A cura del prof. Antonio Russo, Responsabile del Centro Cefalee della I Clinica Neurologica dell’Università della Campania “Luigi Vanvitelli”
Roma, 14 dicembre 2022 – L’emicrania ha una prevalenza nella popolazione mondiale di circa 12% (circa 1 miliardo di individui) e solo in Italia ne soffrono 6 milioni di persone, con una predilezione netta per l’età giovanile-adulta ed il sesso femminile.
Oltre ad essere tra le malattie più frequenti essa costituisce anche una della malattie più disabilitanti rappresentando la seconda malattia più disabilitante del genere umano secondo l’Organizzazione Mondiale della Sanità (OMS). Ciò comporta gravi ripercussioni sulla vita personale, sociale, lavorativa ed affettiva dei pazienti che ne soffrono oltre che sui costi che i Paesi devono affrontare (dai 18 ai 27 miliardi di euro all’anno in Europa).
L’Italia ha recepito l’importanza dell’impatto di tale patologia sulla vita dei pazienti e 8 luglio 2020 l’emicrania, nella sua forma cronica, è stata riconosciuta Malattia Sociale muovendo un primo passo contro lo stigma che i pazienti emicranici.
Di fondamentale importanza nel percorso di sostegno e presa in carico dei pazienti affetti da emicrania sono i nuovi farmaci per la terapia di prevenzione finalizzate alla riduzione della frequenza e dell’intensità degli attacchi, ben diversi dai vecchi farmaci mutuati da altre indicazioni (come antidepressivi, antiepilettici, antipertensivi) con cui siamo stati abituati a trattare i pazienti emicranici spesso associati a eventi avversi che in una grande percentuali di pazienti (fino all’80%) sono causa di interruzione del trattamento.
Infatti, nell’armamentario terapeutico per la prevenzione dell’emicrania sono stati recentemente introdotti molecole come la tossina botulinica che, utilizzata con un protocollo specifico, si è dimostrata efficace nella prevenzione dell’emicrania cronica e gli anticorpi monoclonali diretti contro il CGRP (peptide correlato al gene della calcitonina) attore protagonista del dolore emicranico.
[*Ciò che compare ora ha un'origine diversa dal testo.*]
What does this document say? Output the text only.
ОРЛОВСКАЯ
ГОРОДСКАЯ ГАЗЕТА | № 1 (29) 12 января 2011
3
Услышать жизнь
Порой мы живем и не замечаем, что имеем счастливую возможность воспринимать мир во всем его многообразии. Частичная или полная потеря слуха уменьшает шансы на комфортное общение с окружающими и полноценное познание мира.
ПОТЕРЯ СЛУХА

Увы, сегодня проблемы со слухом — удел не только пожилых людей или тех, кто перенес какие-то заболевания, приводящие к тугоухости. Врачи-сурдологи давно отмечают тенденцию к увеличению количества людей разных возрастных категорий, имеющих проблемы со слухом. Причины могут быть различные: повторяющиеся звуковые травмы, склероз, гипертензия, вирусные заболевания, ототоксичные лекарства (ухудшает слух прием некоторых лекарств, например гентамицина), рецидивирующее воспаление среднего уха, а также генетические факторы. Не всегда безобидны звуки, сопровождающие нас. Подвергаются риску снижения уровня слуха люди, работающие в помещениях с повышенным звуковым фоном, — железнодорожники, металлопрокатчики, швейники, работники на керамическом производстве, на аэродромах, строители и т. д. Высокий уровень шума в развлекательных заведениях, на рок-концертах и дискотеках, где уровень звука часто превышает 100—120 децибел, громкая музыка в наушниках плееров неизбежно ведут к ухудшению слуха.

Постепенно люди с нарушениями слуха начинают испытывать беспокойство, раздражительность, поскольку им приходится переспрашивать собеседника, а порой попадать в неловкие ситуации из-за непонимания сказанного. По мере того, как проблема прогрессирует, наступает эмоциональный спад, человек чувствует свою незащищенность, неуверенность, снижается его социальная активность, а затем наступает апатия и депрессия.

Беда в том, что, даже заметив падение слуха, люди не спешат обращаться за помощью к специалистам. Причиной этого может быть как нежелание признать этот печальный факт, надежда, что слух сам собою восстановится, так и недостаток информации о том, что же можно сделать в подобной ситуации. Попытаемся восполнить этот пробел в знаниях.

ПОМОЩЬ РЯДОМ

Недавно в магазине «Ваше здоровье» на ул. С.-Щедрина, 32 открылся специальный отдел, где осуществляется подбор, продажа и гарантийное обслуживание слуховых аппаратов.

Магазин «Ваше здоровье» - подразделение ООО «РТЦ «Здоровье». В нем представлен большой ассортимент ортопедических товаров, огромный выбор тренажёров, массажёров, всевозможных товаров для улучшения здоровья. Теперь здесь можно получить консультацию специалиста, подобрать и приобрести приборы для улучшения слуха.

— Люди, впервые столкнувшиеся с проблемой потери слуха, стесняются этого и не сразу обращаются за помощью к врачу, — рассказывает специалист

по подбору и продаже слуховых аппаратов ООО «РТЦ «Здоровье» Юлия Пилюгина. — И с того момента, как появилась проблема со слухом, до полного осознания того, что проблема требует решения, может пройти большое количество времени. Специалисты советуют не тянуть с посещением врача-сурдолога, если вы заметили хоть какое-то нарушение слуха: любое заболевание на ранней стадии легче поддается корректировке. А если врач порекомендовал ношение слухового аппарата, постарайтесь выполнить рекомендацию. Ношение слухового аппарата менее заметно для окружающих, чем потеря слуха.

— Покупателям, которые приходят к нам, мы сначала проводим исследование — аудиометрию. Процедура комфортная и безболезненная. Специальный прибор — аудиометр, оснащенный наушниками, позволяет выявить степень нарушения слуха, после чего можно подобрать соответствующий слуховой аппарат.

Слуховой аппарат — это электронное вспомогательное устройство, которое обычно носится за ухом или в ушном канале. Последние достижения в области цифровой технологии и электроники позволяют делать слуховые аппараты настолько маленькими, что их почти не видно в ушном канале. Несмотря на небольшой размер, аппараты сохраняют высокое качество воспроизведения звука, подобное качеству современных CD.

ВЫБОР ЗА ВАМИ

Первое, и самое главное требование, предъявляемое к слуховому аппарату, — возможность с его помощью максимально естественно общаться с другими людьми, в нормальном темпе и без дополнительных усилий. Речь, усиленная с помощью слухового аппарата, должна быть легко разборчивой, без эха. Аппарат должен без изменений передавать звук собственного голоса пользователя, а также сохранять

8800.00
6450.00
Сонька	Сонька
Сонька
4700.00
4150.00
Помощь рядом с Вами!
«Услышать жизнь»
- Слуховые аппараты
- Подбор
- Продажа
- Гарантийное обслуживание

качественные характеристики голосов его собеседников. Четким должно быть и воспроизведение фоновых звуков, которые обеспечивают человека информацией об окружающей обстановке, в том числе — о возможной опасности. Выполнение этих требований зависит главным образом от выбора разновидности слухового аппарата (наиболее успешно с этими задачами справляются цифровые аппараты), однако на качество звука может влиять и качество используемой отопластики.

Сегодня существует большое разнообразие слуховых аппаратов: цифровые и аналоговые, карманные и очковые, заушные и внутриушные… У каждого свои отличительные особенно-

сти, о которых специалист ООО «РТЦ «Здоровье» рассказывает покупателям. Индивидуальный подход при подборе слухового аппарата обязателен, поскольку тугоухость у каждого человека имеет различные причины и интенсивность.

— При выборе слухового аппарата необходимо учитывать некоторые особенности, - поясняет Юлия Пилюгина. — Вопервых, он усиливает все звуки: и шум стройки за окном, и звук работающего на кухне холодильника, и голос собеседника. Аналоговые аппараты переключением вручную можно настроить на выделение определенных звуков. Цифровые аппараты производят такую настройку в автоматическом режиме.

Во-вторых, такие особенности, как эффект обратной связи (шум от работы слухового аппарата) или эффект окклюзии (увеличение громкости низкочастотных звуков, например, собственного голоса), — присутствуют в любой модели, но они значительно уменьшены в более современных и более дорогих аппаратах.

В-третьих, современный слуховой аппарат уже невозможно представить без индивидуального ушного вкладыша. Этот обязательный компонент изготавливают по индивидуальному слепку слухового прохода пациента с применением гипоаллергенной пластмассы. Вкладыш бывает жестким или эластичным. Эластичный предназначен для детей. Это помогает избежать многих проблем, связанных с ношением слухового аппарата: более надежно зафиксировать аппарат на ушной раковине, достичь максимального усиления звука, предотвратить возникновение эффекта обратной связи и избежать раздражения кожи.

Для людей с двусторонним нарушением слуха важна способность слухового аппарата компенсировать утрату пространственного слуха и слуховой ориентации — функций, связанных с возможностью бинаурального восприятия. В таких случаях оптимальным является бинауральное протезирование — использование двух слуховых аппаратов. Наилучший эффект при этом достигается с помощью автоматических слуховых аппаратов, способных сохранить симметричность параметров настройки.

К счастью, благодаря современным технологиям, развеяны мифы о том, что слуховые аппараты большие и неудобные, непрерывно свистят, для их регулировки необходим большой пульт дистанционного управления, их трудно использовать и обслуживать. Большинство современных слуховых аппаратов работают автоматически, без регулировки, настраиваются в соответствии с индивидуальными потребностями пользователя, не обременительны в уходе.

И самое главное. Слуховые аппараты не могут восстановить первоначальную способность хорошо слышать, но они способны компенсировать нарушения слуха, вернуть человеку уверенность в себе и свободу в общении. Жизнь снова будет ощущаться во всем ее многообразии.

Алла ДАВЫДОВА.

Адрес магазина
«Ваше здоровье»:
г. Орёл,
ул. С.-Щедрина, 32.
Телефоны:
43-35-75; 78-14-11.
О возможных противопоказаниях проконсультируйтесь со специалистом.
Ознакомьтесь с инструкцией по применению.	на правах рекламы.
Questi ultimi sono molecole dirette contro il recettore del CGRP (Erenumab) o la molecola del CGRP (Fremanezumab e Galcanzeumab) a cui si aggiungerà tra poco un’altra molecola (Eptinezumab) a somministrazione endovenosa.
Il dato interessante è che tali trattamenti oltre ad essere efficaci (tali da indurre una riduzione di almeno la metà del numero di giorni con emicrania al mese in circa il 70% dei pazienti) sono altamente tollerabili e sicuri.
Nuovi farmaci sono in arrivo anche per il trattamento dell’attacco di emicrania come i ditani (lasmiditan) che agiscono sul recettore della serotonina, e i gepanti (atogepant, rimegepant ed ubrogepant) che hanno come bersaglio sempre la molecola del CGRP, alcuni dei quali che possono essere posizionati oltre che nella terapia dell’attacco anche come terapia di prevenzione.
Sicuramente, al di là della necessità di trattamenti farmacologici efficaci, tollerabili e sicuri, è necessario sviluppare una conoscenza dei meccanismi emicranici che sottendono quelle condizioni di particolare difficoltà nella pratica clinica. Tra questi, ad esempio, la trasformazione dell’emicrania episodica in emicrania cronica un fenomeno che rappresenta una criticità nella gestione pratica e le cui cause sono tutt’oggi poco conosciute sebbene uno dei fattori più costantemente segnalati è l’uso eccessivo di farmaci per l’attacco.
In tale scenario un recente studio del gruppo della prof.ssa Tassorelli dell’Istituto Mondino di Pavia ha prodotto dati molto significativi e stimolanti andando a valutare i livelli plasmatici del CGRP e l’espressione di alcuni pattern genetici (cosiddetto micro-RNA) provenienti da cellule del sangue periferico di pazienti emicranici. Ciò che è emerso è che i livelli di CGRP e l’espressione dei micro-RNA erano significativamente più alti nei soggetti con emicrania cronica con uso eccessivo di farmaci per l’attacco. Inoltre, la disassuefazione dai farmaci per l’attacco usati in maniera eccessiva ha comportato una riduzione significativa dei livelli di CGRP e l’espressione dei micro-RNA.
Questi dati, che al momento sono a un livello sperimentale, sono molto promettenti per identificare quei pazienti maggiormente a rischio di evolvere in una condizione di emicrania cronica con uso eccessivo di farmaci sintomatici e che pertanto meritano una maggiore attenzione al decorso clinico per un’azione preventiva precoce ed efficace.